Jornada Semanal
Gustavo Ogarrio
El polémico libro de Harold Bloom, El canon occidental, lleva un subtítulo desmesurado: La escuela y los libros de todas las épocas.
En el mapa canónico de Bloom, y junto a César Vallejo y Nicolás
Guillen, Octavio Paz pertenece a una estirpe de poetas de “importancia
internacional” que no logran colarse a la lista final de la competencia
literaria desatada por la imaginación occidental de Bloom. El mismo
Bloom, desde el inicio de su libro, nos advierte que la canonización
aísla cualidades y concede autoridad a los autores canonizados: “Este
libro estudia a veintiséis escritores, necesariamente con cierta
nostalgia, puesto que pretendo aislar las cualidades que convierten a
estos autores en canónicos, es decir, en autoridades de nuestra
cultura.” Sin embargo, quizás el mayor riesgo que se puede derivar de
esta ceremonia letrada de la canonización es el del aislamiento
precisamente de las obras literarias, su traslado al museo de los
libros canonizados. Obviamente, para Bloom, su concepción elitista de
la literatura “occidental” lo salva de asomarse a los efectos
totalizadores y simplificadores de su selección canónica, al tomar
también los criterios de su propia tradición crítica como “universales”
estéticos que se imponen a otras tradiciones literarias.
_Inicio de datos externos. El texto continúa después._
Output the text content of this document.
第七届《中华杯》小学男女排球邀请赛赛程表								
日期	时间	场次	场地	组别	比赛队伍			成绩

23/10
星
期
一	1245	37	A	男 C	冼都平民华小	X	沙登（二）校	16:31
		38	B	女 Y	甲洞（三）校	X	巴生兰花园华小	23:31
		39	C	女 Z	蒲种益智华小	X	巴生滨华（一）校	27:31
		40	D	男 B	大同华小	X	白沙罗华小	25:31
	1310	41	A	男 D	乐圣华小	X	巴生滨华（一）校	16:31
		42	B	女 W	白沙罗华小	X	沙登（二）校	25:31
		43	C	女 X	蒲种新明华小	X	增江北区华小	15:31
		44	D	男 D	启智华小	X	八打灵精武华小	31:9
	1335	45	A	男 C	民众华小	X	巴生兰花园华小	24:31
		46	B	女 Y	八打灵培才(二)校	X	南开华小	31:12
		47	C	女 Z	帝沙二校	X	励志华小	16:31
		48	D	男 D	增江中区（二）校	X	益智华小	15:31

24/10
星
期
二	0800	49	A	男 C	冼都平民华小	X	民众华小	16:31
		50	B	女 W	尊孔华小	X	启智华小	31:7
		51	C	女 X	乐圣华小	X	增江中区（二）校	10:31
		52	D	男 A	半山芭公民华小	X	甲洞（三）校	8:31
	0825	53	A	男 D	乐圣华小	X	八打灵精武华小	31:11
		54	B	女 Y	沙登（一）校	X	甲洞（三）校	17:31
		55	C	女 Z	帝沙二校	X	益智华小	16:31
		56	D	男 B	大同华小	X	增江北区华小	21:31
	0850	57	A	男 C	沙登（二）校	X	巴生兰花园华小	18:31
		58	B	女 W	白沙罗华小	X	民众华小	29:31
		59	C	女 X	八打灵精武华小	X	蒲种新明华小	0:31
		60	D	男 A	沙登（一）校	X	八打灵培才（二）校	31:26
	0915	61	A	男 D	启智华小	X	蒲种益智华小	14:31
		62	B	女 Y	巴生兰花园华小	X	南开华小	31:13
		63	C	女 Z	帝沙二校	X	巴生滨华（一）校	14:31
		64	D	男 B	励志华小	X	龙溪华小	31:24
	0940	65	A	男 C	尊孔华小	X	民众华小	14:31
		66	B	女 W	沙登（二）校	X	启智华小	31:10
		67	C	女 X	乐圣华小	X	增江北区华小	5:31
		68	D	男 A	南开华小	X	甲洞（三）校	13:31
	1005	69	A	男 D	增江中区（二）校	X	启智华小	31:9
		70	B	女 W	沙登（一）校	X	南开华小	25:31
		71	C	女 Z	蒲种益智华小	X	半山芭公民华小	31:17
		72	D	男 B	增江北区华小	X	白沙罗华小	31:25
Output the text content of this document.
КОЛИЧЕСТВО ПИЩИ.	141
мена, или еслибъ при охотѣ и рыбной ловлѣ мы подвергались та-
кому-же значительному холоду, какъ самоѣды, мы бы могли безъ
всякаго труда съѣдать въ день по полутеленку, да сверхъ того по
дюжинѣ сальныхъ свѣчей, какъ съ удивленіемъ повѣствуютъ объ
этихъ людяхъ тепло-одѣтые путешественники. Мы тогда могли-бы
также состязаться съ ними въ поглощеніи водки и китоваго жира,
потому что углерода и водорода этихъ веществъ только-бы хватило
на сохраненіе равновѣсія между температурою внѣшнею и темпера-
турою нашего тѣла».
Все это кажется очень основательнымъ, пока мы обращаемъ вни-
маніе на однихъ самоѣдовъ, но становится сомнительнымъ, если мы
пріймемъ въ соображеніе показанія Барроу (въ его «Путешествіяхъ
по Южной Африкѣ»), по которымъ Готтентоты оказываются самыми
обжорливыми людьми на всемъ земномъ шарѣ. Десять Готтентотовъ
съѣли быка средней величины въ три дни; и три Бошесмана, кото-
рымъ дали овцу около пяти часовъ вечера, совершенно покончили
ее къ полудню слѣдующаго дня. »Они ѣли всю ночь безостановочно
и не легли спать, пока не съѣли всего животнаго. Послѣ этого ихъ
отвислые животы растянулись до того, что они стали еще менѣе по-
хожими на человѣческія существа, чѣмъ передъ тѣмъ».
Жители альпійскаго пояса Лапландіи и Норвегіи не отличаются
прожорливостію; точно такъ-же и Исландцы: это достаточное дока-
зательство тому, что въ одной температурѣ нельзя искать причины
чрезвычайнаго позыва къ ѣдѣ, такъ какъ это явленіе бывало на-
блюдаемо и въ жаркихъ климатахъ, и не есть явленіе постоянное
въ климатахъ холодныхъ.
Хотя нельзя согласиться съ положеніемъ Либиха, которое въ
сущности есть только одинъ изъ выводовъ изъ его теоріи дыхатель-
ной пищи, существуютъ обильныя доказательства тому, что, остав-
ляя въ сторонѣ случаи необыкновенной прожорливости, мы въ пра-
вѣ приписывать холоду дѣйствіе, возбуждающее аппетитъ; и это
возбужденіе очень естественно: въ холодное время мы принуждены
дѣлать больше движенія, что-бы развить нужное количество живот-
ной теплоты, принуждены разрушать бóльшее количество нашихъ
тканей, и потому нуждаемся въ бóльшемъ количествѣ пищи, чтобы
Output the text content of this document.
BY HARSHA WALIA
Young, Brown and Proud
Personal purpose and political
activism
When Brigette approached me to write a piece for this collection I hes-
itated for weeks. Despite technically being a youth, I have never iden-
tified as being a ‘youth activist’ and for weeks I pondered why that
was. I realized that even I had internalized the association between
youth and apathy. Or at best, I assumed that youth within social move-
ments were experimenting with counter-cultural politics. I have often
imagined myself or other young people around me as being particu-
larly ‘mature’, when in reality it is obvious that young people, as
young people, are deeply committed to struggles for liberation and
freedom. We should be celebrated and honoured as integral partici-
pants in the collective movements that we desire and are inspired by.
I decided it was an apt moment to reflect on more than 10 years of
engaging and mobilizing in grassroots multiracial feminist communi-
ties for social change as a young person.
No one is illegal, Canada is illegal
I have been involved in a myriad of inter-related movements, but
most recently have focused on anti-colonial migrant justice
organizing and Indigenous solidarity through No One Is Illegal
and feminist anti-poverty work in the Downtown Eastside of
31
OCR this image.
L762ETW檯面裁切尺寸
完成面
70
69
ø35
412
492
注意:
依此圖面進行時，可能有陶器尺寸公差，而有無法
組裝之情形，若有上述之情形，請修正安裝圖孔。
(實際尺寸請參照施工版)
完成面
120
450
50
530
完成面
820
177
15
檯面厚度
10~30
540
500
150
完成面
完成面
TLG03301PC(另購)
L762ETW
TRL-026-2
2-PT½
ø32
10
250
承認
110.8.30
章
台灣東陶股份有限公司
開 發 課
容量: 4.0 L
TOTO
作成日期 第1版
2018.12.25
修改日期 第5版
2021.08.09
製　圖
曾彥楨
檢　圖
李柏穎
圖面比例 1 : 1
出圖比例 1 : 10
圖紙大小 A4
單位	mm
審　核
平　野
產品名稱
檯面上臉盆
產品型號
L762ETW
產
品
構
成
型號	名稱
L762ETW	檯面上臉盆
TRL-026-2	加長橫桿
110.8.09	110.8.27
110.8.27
Es obvio que la magnitud y profundidad de la obra
de Octavio Paz (1914-1998) sobrevive a este desprecio canónico de
críticos literarios como Bloom y también a la operación inversa: su
canonización en la literatura nacional. Si la obra de Paz puede ser
entendida como un árbol magnífico y perturbador, que no cesa de crecer
hacia dentro, análogo a su poema “Árbol adentro” (“Sus raíces son venas,
nervios sus ramas,/ sus confusos follajes pensamientos”), sus
ramificaciones en todos los géneros literarios nacen de un tronco que
es también una conciencia estrictamente poética llevada hasta sus
últimas consecuencias.
No son pocas las voces que exhortan a revalorar la
dimensión poética de la obra de Octavio Paz para atenuar la extrema
politización de su pensamiento, que en muchas ocasiones termina por
obnubilar la lectura misma de sus poemas. David Huerta ha propuesto
volver al “esbelto abedul” de los poemas de Paz (“Un árbol esbelto y
fuerte”, Letras Libres, número 183, marzo, 2014). Huerta
advierte sobre el efecto pernicioso de la canonización de Paz que
podría haber dejado, por ejemplo, el Premio Nobel que le fue concedido
en 1990: “al exceso de opiniones y comentarios corresponde, punto por
punto, el peligro de un abandono gradual de la lectura hedonista.
Octavio Paz fue un hombre que puso su vida, conscientemente, bajo el
signo de la alquimia verbal. Celebremos que la Academia Sueca decidiera
otorgarle el premio más famoso del mundo, pero no dejemos que la
venerable Academia piense por nosotros. Por desgracia, el Nobel tiene
entre sus efectos la caída incesante, sobre tantas cabezas, de cierto
polvillo pernicioso con diversas manifestaciones: el prestigio, la fama,
la celebridad –otras tantas formas del malentendido.”
“El cántaro roto”: el otro comienzo de la poesía mexicana
El poeta Sergio Mondragón ha insinuado, con rigor y
discreción no canónica, con precisión analítica y una peculiar
sensibilidad rítmica, la posibilidad de leer el poema “El cántaro roto”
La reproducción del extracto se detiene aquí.